[erlang-questions] Some comments on EEP 9 (binary: module)

Sat Mar 8 17:56:37 CET 2008

Thanks for looking at the EEP. Please see comments below:

On Fri, Mar 7, 2008 at 4:32 AM, Richard A. O'Keefe <ok@REDACTED> wrote:
> 1.  Given that the module for lists is called 'lists', not 'list',
>      it is rather confusing that the module for binaries is called
>  'binary',
>      instead of the expected 'binaries'.
>
>      On the other hand, given that the module for strings is called
>  "string",
>      maybe it's 'lists' that has the wrong name.  Something needs to
>  be done
>      about naming consistency in modules for data types.

I have noted the same thing and decided to make it like string, queue
and array rather than like lists or sets. Binary/binary_string has the
added advantage of also being slightly shorter than
binaries/binary_strings.

>  2.  What do you return if you look for something and it isn't there?
>      For some reason, people seem to like returning an out-of-range
>  index
>      at the wrong end.  BASIC does this, Smalltalk does it, but that
>  does not
>      make it right.  Life gets *so* much simpler if match(Haystack,
>  Needle)
>      returns an index past the *right* end of the haystack.  Suppose,
>  for
>      example, we have input with an optional comment; we want to
>  remove it.
>      [Mind you, EEP 9 is handicapped by starting from a system where
>       binary slicing uses just about the worst possible convention,
>  but that is
>       another and sadder story.]
>      [Oh yes, the documentation for the erlang: module gets
>  erlang:split_bionary/2
>       wrong.  It says that the range for Pos is 1..size(Bin), but 0 is
>  *rightly*
>       allowed.  Pos is actually the size of the first part, which is
>  just right.]
>
>     Example.  Suppose we are given a line of text from some
>  configuration file
>     as a binary.  It might contain a # comment or it might not.  Our
>  only interest is
>     in getting rid of it.  In a rational design, where
>         match(Haystack, Needle)
>     returns the length of the longest prefix of Haystack *not*
>  containing Needle,
>     we just do
>         {Wanted,_} = split_binary(Given, match(Given, <<"#">>))
>      With the scheme actually proposed, we have to do
>         case match(Given, <<"#">>)
>            of 0 -> Wanted = Given
>             ; N -> {Wanted,_} = split_binary(Given, N-1)
>          end

There are already two different return values in two different library
modules for the "not found scenario".

regexp:match/2 -> nomatch
string:[r]str/2 -> 0
string:[r]chr/2 -> 0

I am afraid that adding a third way of marking "not found" in a third
library is only going to add to the confusion.

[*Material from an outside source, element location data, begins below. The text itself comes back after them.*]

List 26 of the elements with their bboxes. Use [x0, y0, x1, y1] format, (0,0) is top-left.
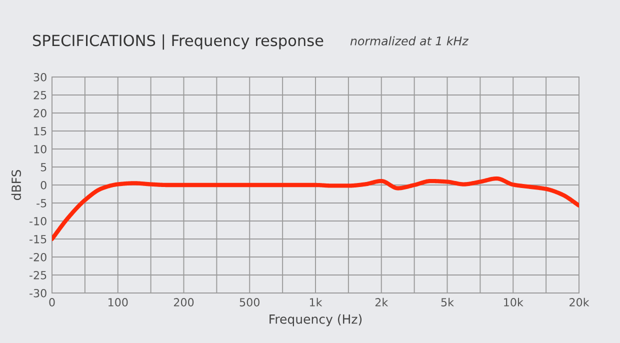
y-tick-label: 0 [40, 180, 46, 190]
x-tick-label: 100 [108, 298, 128, 306]
x-tick-label: 1k [310, 298, 322, 306]
y-tick-label: -10 [30, 216, 46, 226]
y-tick-label: -30 [30, 288, 46, 298]
chart-title: SPECIFICATIONS | Frequency response [33, 34, 324, 50]
y-tick-label: 10 [34, 144, 46, 154]
y-tick-label: -15 [30, 235, 46, 244]
x-tick-label: 500 [240, 298, 260, 306]
x-tick-label: 20k [570, 298, 590, 306]
y-tick-label: 20 [34, 108, 46, 118]
y-axis-title: dBFS [11, 170, 22, 200]
y-tick-label: -25 [30, 270, 46, 280]
y-tick-label: -5 [36, 199, 46, 208]
x-tick-label: 10k [504, 298, 524, 306]
chart-subtitle: normalized at 1 kHz [350, 36, 469, 46]
y-tick-label: 5 [40, 163, 46, 172]
x-tick-label: 5k [441, 298, 454, 306]
x-tick-label: 0 [49, 298, 55, 306]
y-tick-label: 25 [34, 90, 46, 100]
y-tick-label: -20 [30, 252, 46, 262]
y-tick-label: 30 [34, 72, 46, 82]
y-tick-label: 15 [34, 127, 46, 136]
x-axis-title: Frequency (Hz) [270, 314, 362, 326]
x-tick-label: 2k [375, 298, 388, 306]
x-tick-label: 200 [174, 298, 194, 306]
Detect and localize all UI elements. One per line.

>  3.  I appreciate that slicing binaries is supposed to be cheap, but I
>  still
>      think it would be nice if match had a 3rd argument, saying how
>  many bytes
>      at the beginning of Haystack to skip.  If it weren't 4pm on a
>  Friday with
>      my office floor still to tidy up, I could give examples of why
>  this can
>      make life simpler.

I am not sure I understand. There is already a match function in the
EEP where you can specify where to start the matching.

<eep>
match(Haystack, Needles, {StartIndex, EndIndex}) -> Return
</eep>

>  4.  I agree that the proposed binary:split/2 function is useful, but
>  the name
>      is far too close to split_binary/2 for comfort.  A longer name
>  such as
>         binaries:split_with_separator(Binary, Separator_Binary)
>      might make for less confusion.  Better still, why not make this
>  like
>      string:tokens/2, which really has exactly the same purpose except
>  for the
>      data type it applies to?

The proposed split function is actually more like regexp:split/2 than
string:tokens/2. As you know string:tokens/2 takes a list of separator
chars and splits by any of the chars, which I usually find is *not*
what I want it to do. Thus naming it tokens will give the wrong
associations since it is already implemented in another way in the
string library.

string:tokens("cat and dog", "and").
["c","t "," ","og"]
regexp:split("cat and dog", "and").
{ok,["cat "," dog"]}

Then again as the function is specified you could mimic the behaviour
of tokens by giving binary:split/2 a list of binaries [<<"a">>,
<<"n">>, <<"d">>], although you would end up with some empty binaries
as well, just like you have the empty lists in regexp:split():
2> regexp:split("cat and dog","a|n|d").
{ok,["c","t ",[],[]," ","og"]}

Maybe split_with/2 or split_by/2 to keep it reasonable short?

>  5.  Ever since I met SNOBOL 4, I have known the operation of removing
>  outer
>      blanks from a string as trimmming.  It's a little odd to find it
>  called
>      stripping.  By analogy with ecdysiasis (hem hem) I would expect
>  stripping
>      to remove visible outer stuff.  I wish string:strip/[1,2,3] could
>  be
>      renamed.

This is analogous to string:strip/1. While I agree trim is a better
name I think that calling it trim in one library and strip in another
will only add confusion and strange questions to erlang-questions in
the future.

>
>  6.  In the functions
>         unsigned_to_bin/1
>         bin_to_unsigned/1
>      why is the word "binary" abbreviated to "bin"?

Agreed. I will change bin to binary.

>  7.  "nth" is a very strange name for a substring operation.
>      I would prefer
>         subbinary(Binary, Offset[, Length])
>         0 =< Offset =< byte_size(Binary)
>         0 =< Length =< byte_size(Binary) - Offset
>      which would make this compatible with the existing
>         split_binary(Binary, Offset)
>      function.

Agreed, I was not pleased with the name myself. It is a leftover from
the first version where it picked out one byte at the nth position
(similar to lists:nth/2 operating on a string). I am planning (as per
the suggestions here on the mailing list) to split the module into
two, where one should be called binary_string or similar. In that
module it should be named and behave like string:sub_string/2,3.

BR /Fredrik